Move Semantics

Move semantics is a new concept introduced in C++11 for the case when an object is assigned to another object and is no longer used by itself. Instead of calling the copy constructor of the new object and then destroying the original object, with move semantics, the resources of the original object are “moved” to the new object, e.g. std::vector assigns a pointer to an array to the new object, instead of requesting a new piece of memory and copying the contents of the original address This avoids costly copy operations. This semantics is especially critical when assigning temporary objects (right values).

In traditional C++ references can only be bound to left values, but in the mobile semantics it is necessary to distinguish between left-valued references, so && was introduced in C++11 to represent a reference to a right value and to extend the life of the object.

1
2
3
4
std::string s1 = "Test";
//std::string&& r1 = s1;         // 错误:不能绑定到左值
std::string&& r1 = s1 + s1;      // okay :右值引用延长生存期
r1 += "Test";                    // okay :能通过到非 const 的引用修改

std::move

Although it is said that there is a right-value reference, a question arises, how to call the right-value version of the function? A right-value is a dying object with no name, and for int&& rx = 12 12 is the right-value, while rx is just a reference to 12, which itself is still a left-value. So the standard library provides the facility std::move() to implement the transition.

 1
 2
 3
 4
 5
 6
 7
 8
 9
10
11
func(int& rx);
func(int&& rx);

int x = 12;
int& lrx = x;
int&& rrx = 12;

func(12);           //调用 func(int&&)
func(lrx);          //调用 func(int&)
func(rrx);          //调用 func(int&)
func(std::move(x)); //调用 func(int&&)

With std::move() it is possible to unconditionally transform left-valued arguments into right-valued references, but this function itself does not move the object, but only transforms it. Here is a possible implementation.

1
2
3
4
5
6
template <typename T>
decltype(auto) move(T&& param)
{
   using return_type = std::remove_reference<T>::type&&;
   return static_cast<return_type>(param);
}

You can see that it’s just a type change, and there are no operations related to the move, not even any runtime performance loss, it’s the function that is really responsible for the move. Applying std::move() is just to get the compiler to reload correctly to the moved version.

Perfect forwarding

As mentioned before the right value has no name, so in the following case

1
2
3
4
5
6
7
template<typename ...Args>
void func_wrapper(Args&&... args){
    log("do something...");
    func(args...);
    //or
    func(std::move(args)...);
}

I want the external function func_wrapper to be able to do something like write a log before calling the actual function. But the problem is that the function template accepts both left-valued and right-valued references, so how do I determine the argument type when making the call? If the call is made directly, then both are left-valued (even if right-valued is passed, the argument is derived as a right-valued reference and the right-valued reference is considered left-valued), and if all use std::move then the passed left-valued is also moved. Writing a version for both kinds of references is not good for maintenance, but it is also not possible if the function itself accepts an arbitrary number of arguments.

std::forward

This leads to std::forward perfect forwarding for conditional transformation, where passing in a left value forwards to a left value, and passing in a right value forwards to a right value.

1
2
3
4
5
template<typename ...Args>
void func_wrapper(Args&&... args){
    log("do something...");
    func(std::forward<Args>(args)...);
}

Template type derivation collapses all right-valued references to left-valued references except for right-valued to right-valued references. This is the key to implementing std::forward.

1
2
3
4
template<typename T>
T&& forward(remove_reference_t<T>& param){
    return static_cast<T&&>(param);
}

It is worth noting that the type T must be given explicitly when using forwarding, as this information helps to identify the reference type.

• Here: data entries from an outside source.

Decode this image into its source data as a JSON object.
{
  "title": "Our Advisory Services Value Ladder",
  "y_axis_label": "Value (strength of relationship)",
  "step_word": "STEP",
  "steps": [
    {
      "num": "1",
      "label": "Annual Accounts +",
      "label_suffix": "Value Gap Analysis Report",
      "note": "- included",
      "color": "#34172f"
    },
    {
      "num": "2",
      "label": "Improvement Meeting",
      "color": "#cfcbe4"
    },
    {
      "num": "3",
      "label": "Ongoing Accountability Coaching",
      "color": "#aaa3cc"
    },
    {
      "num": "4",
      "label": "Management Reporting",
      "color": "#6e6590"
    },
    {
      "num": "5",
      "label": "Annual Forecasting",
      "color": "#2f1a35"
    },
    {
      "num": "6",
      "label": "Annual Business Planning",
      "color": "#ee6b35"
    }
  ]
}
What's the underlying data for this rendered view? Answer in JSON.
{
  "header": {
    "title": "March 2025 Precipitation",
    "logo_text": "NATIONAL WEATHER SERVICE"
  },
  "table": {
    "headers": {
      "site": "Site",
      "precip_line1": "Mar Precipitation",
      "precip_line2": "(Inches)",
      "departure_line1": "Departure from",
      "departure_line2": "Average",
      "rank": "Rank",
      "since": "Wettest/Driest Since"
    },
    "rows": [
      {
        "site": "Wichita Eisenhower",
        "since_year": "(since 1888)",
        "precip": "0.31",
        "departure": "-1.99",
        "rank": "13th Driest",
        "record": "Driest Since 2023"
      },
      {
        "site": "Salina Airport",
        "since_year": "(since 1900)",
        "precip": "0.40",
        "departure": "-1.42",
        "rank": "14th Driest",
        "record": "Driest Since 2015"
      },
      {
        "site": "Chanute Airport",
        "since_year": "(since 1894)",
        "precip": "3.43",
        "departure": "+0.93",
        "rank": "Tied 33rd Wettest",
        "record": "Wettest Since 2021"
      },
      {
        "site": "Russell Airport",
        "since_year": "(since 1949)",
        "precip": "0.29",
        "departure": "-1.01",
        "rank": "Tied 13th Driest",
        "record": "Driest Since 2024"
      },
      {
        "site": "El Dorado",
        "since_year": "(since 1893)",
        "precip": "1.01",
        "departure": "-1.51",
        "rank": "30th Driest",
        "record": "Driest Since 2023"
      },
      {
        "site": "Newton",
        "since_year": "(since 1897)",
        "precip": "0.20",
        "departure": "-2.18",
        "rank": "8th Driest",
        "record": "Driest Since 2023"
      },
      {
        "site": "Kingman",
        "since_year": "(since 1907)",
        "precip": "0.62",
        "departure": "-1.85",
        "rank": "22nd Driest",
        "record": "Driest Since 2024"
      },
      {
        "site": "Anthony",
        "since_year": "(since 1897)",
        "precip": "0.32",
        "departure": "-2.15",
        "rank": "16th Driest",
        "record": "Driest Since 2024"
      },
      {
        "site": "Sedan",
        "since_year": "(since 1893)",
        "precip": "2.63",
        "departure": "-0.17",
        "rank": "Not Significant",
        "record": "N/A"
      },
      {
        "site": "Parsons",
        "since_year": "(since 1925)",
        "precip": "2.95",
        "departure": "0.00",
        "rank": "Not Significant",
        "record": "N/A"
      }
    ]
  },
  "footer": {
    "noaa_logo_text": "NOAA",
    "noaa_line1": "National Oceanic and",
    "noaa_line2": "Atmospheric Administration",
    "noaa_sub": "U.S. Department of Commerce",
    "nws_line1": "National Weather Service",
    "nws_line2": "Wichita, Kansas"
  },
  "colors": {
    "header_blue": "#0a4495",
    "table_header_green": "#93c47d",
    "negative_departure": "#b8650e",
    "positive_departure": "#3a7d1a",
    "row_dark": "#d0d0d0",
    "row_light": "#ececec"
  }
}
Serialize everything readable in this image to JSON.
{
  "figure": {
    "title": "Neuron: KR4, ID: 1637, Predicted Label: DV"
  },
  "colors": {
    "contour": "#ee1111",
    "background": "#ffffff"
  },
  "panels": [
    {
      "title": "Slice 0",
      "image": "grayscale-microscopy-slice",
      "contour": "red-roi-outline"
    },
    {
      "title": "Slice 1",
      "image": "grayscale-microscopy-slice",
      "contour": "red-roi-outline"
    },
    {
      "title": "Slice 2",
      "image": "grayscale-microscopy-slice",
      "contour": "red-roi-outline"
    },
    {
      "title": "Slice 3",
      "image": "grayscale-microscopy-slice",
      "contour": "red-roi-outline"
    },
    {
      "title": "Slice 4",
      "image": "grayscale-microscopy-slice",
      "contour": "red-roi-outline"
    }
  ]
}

Take the following function as an example

1
2
3
4
template<typename T>
void f1(T&& param){
    f2(std::forward<T>(param));
}

When a left-valued reference is passed in, it is replaced with void f1(int&& &param), where T is int&, at which point std::forward is replaced with

1
2
3
4
5
6
7
int& && forward(remove_reference_t<int&>& param){
    return static_cast<int& &&>(param);
}
//折叠并计算后
int& forward(int& param){
    return static_cast<int&>(param);
}

Thus, the left-valued reference is forwarded. When a right-valued reference is passed in the replacement is void f1(int&& param), where T is int, so std::forward is replaced with

1
2
3
4
5
6
7
int&& forward(remove_reference_t<int>& param){
    return static_cast<int&&>(param);
}
//折叠并计算后
int&& forward(int& param){
    return static_cast<int&&>(param);
}

The right-valued reference is forwarded, thus enabling a conditional transformation based on the arguments given by the caller to achieve a perfect forwarding of the arguments.

Summary

Move semantics is a newly introduced concept. std::move implements an unconditional transition to the right value, and std::forward implements a conditional transition to the right value only for right-valued references, both of which have no additional runtime consumption.

Generally std::move is used for right-valued references, and std::forward is used for generic references.